Fluorescent fish, cloned cats, dolphins with prosthetic tails — these are just a few of the many oddball creatures you’ll read about inFrankenstein’s Cat: Cuddling Up to Biotech’s Brave New Beasts, a new book by science journalist Emily Anthes.
In it, Emily describes her tour through unconventional animal facilities across the country, from a barn of transgenic goats in California to a lab that’s cloning endangered species in a forest outside of New Orleans. Emily somehow manages to tell a fun story without glossing over complex scientific concepts and thorny ethical issues. The book comes out officially on March 12, but you can pre-order a copy now.

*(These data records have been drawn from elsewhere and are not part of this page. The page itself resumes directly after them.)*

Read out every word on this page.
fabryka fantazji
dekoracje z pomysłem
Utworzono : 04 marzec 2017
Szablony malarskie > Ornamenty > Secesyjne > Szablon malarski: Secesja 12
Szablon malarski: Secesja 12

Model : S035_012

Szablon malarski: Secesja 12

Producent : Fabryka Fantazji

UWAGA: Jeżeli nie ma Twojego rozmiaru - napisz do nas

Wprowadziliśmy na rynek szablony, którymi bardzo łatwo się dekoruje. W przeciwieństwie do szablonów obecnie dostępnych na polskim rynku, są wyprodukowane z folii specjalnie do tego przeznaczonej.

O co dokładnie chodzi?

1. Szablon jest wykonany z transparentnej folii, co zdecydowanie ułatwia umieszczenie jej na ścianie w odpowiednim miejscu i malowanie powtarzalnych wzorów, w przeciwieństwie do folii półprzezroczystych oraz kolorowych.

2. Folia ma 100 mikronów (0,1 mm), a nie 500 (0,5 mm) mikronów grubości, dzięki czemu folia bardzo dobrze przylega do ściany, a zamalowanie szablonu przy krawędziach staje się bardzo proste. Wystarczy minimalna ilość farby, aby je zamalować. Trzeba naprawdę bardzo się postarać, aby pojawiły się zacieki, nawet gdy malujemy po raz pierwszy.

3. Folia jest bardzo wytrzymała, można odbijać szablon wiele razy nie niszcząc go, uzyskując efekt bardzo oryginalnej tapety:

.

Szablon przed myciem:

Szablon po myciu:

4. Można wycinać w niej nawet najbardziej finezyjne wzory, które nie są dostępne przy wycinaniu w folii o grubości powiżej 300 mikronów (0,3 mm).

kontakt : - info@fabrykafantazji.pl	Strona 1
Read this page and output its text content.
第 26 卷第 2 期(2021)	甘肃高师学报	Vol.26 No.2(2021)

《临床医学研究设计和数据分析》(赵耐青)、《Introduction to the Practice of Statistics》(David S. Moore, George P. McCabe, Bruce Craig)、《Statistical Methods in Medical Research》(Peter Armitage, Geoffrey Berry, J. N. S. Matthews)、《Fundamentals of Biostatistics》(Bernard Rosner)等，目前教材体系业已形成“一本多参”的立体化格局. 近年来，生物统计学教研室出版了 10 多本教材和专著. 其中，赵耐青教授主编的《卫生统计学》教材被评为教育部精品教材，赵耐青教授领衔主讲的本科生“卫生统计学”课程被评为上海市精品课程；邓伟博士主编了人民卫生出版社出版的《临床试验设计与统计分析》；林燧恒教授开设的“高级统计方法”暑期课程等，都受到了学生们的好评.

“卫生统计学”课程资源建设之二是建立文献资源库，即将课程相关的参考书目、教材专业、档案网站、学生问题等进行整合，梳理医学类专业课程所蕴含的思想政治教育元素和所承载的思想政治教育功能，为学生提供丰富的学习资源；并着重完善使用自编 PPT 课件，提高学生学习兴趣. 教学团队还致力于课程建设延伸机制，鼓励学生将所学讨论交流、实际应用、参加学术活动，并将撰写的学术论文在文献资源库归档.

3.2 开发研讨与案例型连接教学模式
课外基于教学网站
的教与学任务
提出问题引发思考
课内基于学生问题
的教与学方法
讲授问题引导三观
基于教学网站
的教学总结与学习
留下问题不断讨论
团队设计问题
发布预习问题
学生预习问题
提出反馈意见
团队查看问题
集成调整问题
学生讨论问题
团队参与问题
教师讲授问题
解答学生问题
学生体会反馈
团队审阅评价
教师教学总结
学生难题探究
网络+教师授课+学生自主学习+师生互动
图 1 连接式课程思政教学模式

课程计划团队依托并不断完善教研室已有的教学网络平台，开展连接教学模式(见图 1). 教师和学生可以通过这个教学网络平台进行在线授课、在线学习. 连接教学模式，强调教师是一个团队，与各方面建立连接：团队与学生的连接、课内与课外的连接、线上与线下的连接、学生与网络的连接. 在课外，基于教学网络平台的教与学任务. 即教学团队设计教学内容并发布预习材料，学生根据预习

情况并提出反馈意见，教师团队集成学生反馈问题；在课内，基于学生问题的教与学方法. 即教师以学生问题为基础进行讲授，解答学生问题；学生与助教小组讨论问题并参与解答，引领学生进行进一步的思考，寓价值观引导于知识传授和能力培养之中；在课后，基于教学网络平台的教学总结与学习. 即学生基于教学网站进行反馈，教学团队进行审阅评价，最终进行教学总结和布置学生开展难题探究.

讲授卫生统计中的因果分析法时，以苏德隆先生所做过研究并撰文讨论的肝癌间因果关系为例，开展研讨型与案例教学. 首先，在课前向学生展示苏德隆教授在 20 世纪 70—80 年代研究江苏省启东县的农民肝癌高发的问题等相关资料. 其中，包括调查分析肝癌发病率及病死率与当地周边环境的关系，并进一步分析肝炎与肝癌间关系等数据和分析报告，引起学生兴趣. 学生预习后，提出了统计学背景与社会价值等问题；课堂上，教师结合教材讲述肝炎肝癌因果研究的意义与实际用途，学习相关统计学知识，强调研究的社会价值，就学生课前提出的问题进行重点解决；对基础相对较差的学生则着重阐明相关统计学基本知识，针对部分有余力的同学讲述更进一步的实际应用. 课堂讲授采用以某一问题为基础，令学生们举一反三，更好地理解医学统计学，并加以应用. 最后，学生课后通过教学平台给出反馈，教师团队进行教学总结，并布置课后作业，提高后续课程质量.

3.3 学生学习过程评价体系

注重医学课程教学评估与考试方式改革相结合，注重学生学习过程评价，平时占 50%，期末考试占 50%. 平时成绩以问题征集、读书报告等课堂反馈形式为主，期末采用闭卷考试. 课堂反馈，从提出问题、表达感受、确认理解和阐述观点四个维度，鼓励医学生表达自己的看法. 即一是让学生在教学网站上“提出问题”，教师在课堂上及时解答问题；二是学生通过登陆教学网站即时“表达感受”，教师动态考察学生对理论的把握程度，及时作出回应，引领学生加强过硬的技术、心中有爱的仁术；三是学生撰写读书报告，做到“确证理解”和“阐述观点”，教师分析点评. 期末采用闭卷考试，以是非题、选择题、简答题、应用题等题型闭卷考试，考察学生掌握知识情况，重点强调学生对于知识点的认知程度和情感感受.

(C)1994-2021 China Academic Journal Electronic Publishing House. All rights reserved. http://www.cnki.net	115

Emily and I worked together at SEED Magazine (back when there was aSEED Magazine…), and we both love Brooklyn and dogs. I learned a lot from her book, and she kindly agreed to answer some of my questions about its content and her writing experience.
VH: I want to start with the AquAdvantage salmon, the genetically modified fish that grow super fast. When you wrote about them in the book, the FDA was still — after 17 years! — making up its mind about whether it would allow the fish to be sold as food. Finally, at the end of December, the agency issued a draft document declaring AquAdvantage safe, and we’re now nearing the end of the 60-day public comment period.
So, if the approval happens, what would it mean for the U.S. biotech industry? Why is this fish such a big deal?
EA: The short answer is that this fish is much more than just a fish — it’s a test case. If the fish are approved, they’ll be the first transgenic animals approved as consumer products in the U.S. (The FDA has approved a pharmaceutical that is extracted from the milk of genetically modified goats, but the AquAdvantage salmon would be the first whole GE animals cleared for human consumption.)